The more I thought about it, the more pieces started falling into place.
My father hadn't sent me to Inferno to prove myself. He'd sent me to fail. To die, probably. Or at least to get caught and humiliated so he could finally justify cutting me loose from the family entirely. One less disappointment to manage. One less pretty face that wasn't useful for anything except making the Romanos look respectable at charity events.
And separately—completely separately—he'd been working with federal agents. Betraying the code. Doing the one thing that was absolutely unforgivable in our world.
Two betrayals. Not one coordinated plan. Just my father being exactly who he'd always been: a manipulative bastard who used everyone around him as tools.
I was a pawn in his game. Again.
It shouldn't surprise me. I'd spent twenty-three years being used by my family. Paraded around. Sold at auctions. Treated like property instead of a person. I'd thought this mission—stupid and dangerous as it was—had finally been my chance to prove I was more than decorative.
Instead, it was just another manipulation. Another way for Giuseppe to use me and discard me when I was no longer useful.
It hurt.
God, it hurt more than it should have. I'd known my father didn't value me. Had known for years. But some part of me had still hoped. Had still believed that maybe, just maybe, if I succeeded at this one thing, he'd finally see me as more than the pretty one. The useless one. The son who didn't fit the mold.
Now I knew the truth. Giuseppe had never intended for me to succeed. Had probably been relieved when I disappeared. One less complication. One less weak link to worry about.
I lay on the bed staring at the ceiling and tried to figure out how I felt about all of it.
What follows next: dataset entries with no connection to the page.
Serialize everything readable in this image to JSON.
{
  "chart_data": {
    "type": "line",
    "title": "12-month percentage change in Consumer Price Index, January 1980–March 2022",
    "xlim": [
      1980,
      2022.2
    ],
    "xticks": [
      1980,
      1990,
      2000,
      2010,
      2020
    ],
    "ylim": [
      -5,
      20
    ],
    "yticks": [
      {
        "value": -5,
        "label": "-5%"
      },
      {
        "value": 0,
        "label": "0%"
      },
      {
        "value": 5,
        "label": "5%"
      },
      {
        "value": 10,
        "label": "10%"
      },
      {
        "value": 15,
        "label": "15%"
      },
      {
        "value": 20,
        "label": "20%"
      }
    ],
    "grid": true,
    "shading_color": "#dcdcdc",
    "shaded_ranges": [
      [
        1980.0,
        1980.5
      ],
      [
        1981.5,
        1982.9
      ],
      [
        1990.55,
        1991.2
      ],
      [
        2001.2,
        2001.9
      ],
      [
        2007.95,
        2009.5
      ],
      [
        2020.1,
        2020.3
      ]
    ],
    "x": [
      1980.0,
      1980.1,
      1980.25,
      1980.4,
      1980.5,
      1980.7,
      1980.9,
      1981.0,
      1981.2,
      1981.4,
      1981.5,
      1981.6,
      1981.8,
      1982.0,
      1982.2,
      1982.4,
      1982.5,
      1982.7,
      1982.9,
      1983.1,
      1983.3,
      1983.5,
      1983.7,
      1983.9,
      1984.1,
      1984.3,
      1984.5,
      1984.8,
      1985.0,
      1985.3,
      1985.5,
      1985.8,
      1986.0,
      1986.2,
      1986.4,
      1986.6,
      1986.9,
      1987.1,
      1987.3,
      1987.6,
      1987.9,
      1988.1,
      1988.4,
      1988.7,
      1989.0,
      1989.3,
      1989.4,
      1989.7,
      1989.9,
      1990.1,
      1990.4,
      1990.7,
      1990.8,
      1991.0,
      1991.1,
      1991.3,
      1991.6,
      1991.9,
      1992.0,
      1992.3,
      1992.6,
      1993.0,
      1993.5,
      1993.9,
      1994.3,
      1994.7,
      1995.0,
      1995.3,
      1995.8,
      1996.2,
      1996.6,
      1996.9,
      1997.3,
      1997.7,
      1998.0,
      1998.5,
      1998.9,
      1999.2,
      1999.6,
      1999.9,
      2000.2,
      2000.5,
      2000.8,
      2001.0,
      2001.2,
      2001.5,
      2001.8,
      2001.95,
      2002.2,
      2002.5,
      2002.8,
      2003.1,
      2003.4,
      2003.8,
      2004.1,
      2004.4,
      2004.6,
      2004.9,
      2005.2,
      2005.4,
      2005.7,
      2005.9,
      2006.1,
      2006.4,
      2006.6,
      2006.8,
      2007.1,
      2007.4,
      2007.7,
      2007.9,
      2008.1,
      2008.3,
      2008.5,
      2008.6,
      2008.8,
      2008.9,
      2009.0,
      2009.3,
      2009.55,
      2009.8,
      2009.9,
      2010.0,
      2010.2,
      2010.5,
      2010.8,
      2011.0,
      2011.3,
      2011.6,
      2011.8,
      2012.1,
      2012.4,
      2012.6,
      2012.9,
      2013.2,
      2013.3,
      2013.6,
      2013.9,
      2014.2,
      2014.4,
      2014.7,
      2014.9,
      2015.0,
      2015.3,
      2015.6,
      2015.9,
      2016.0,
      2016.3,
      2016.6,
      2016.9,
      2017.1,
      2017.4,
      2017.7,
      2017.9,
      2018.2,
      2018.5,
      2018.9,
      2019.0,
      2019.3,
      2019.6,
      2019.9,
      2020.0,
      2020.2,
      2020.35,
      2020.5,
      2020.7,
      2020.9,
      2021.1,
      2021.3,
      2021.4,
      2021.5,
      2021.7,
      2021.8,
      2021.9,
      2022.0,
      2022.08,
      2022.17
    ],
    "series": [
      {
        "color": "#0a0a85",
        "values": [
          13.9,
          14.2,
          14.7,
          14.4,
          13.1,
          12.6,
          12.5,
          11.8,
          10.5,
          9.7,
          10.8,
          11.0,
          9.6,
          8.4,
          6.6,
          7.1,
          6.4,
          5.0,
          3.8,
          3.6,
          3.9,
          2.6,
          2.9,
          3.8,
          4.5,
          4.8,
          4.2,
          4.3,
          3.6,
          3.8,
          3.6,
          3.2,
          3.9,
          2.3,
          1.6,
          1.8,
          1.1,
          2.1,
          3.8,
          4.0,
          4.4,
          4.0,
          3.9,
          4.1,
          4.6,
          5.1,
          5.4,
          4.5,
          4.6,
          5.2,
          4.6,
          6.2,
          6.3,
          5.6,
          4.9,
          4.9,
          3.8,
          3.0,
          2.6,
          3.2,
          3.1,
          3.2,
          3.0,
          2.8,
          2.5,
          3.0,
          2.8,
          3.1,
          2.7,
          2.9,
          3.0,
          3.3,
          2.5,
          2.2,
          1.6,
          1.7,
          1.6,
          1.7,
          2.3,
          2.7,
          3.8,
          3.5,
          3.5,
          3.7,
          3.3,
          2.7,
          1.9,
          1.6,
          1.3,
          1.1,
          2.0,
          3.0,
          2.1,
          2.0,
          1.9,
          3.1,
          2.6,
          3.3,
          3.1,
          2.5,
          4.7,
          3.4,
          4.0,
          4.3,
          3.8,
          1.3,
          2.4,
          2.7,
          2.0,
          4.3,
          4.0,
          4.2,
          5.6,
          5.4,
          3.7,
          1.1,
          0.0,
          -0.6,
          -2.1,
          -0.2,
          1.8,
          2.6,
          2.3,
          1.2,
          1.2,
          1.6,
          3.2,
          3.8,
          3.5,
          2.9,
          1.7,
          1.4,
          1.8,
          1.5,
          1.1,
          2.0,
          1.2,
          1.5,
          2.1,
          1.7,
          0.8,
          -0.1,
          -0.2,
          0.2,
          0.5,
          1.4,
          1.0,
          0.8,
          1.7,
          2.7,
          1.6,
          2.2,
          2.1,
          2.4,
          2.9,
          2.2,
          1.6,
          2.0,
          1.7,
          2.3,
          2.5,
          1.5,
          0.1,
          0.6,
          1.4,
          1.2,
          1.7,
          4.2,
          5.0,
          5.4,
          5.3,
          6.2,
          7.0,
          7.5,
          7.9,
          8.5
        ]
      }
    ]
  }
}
Angry. Definitely angry. At my father for using me. At myself for being stupid enough to think I could prove anything to him. At the entire fucked-up world I'd been born into where family meant nothing except leverage and manipulation.
But underneath the anger was something else. Something that felt almost like relief.
Because if Giuseppe was a traitor—if he'd betrayed the families—then I didn't owe him loyalty anymore. Didn't have to pretend I was a good Romano son. Didn't have to go back to that life even if I could.
I was free.
In the most fucked-up way possible, I was finally free.
The lock clicked.
I looked up. Matteo entered carrying his laptop and a bag of food that smelled incredible.
"Thai," he said, setting everything on the table. "Thought you might be sick of Italian."